Известна одна наука, читаем мы в «Немецкой идеологии», — наука истории. Поэтому материализм Маркса — материализм исторический. Как нельзя судить о человеке по тому, что он сам о себе думает, так опрометчиво делать выводы об исторической эпохе по

отражению в сознании. Все противоречия философ объясняет конфликтом производительных сил и производственных отношений.

Что же касается определения «диалектический материализм», то, говоря словами В. И. Ленина, «Маркс не остановился на материализме XVIII века, он обогатил его идеями немецкой классической философии». Однако Марксово понимание гегелевской диалектики достаточно своеобразно. В предисловии к «Капиталу» он пишет, что Идея как независимый субъект и демиург реальности у Гегеля должна быть переосмыслена. «Для меня идеальный элемент — не что иное, как элемент материальный, перенесенный в человеческий ум... Чтобы отделить рациональный момент от мистического вздора, надо поставить диалектику с головы на ноги».

Диалектика дает понимание не только реального исторического развития, но и неизбежность столкновения новых форм жизни с существующим порядком вещей. От идей следует перейти к истории, к фактам, от «несчастного сознания» к «противоречивой реальности». Диалектика как закон исторического развития выражает неизбежность перехода от капитализма к коммунизму, кладущему конец эксплуатации и отчуждению.

5.10. Классовая борьба и «Капитал»

История любого общества, вплоть до настоящего момента, читаем мы в «Манифесте Коммунистической партии», — это история классов. Свободные и рабы, патриции и плебеи, бароны и крепостные, угнетенные и угнетатели не прекращают внутренней борьбы.
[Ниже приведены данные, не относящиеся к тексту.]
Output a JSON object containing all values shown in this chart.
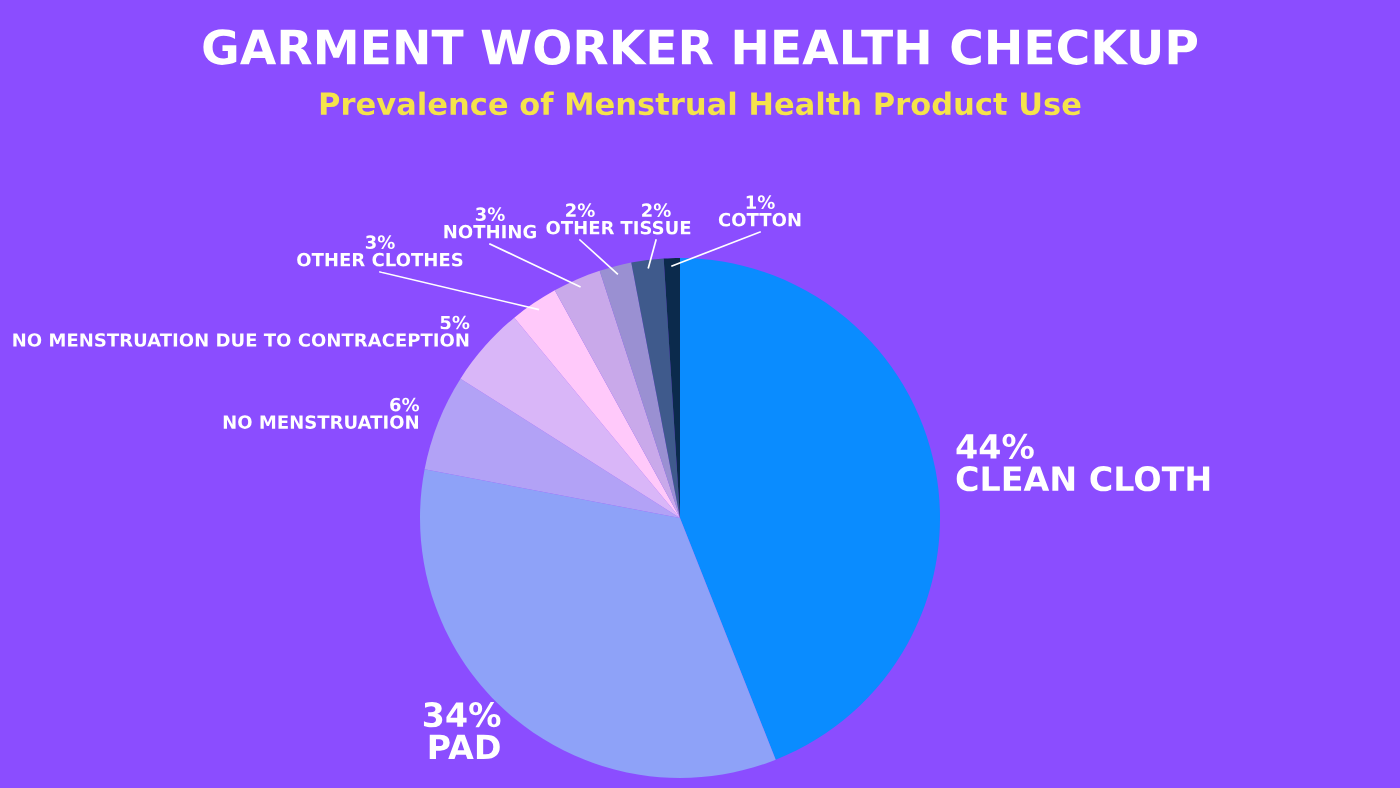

Только в новейшее время конфликт упростился, осталась лишь оппозиция — буржуа и пролетарии. Первые — владельцы частной собственности, вторые — те, у кого ее нет, а потому они вынуждены продавать свою рабочую силу. По закону диалектики, если буржуазия составляет внутреннее противоречие феодализма, то пролетариат — динамит внутри буржуазного общества. В той мере, в какой растет буржуазия и, значит, капитал, пропорционально растет пролетариат и его способность к самоорганизации. Теория становится революционной силой, когда она овладевает массами.

129

Неизбежность победы пролетариата Маркс обосновывает в «Капитале». У товара есть две стоимости — потребительская и обменная. Обменная стоимость дает возможность приравнивать совершенно несхожие виды товаров по количеству общественно необходимого времени для производства товарной единицы. Но загвоздка в том, что товарный обмен — не столько отношение между вещами, сколько отношение между людьми. Классическая экономия здесь бессильна.

Не только вещь, но и труд — предмет купли-продажи. Капиталист оплачивает рабочему стоимость жизни его самого и семьи. Но труд как товар не просто товар: он создает неучтенную прибавочную стоимость. Например, за шесть часов «необходимого» времени рабочий покрывает стоимость товаров, достаточных для его содержания. Но, работая еще

шесть сверхурочных, неоплаченных нанимателем часов, наемный рабочий создает прибавочную стоимость. Так, разница между постоянным капиталом и переменным дает формулу капиталистического производства: Д—Т—Д', где Д — деньги на покупку средств производства и рабочей силы (Т), а Д' — начальный капитал плюс прибавочная стоимость.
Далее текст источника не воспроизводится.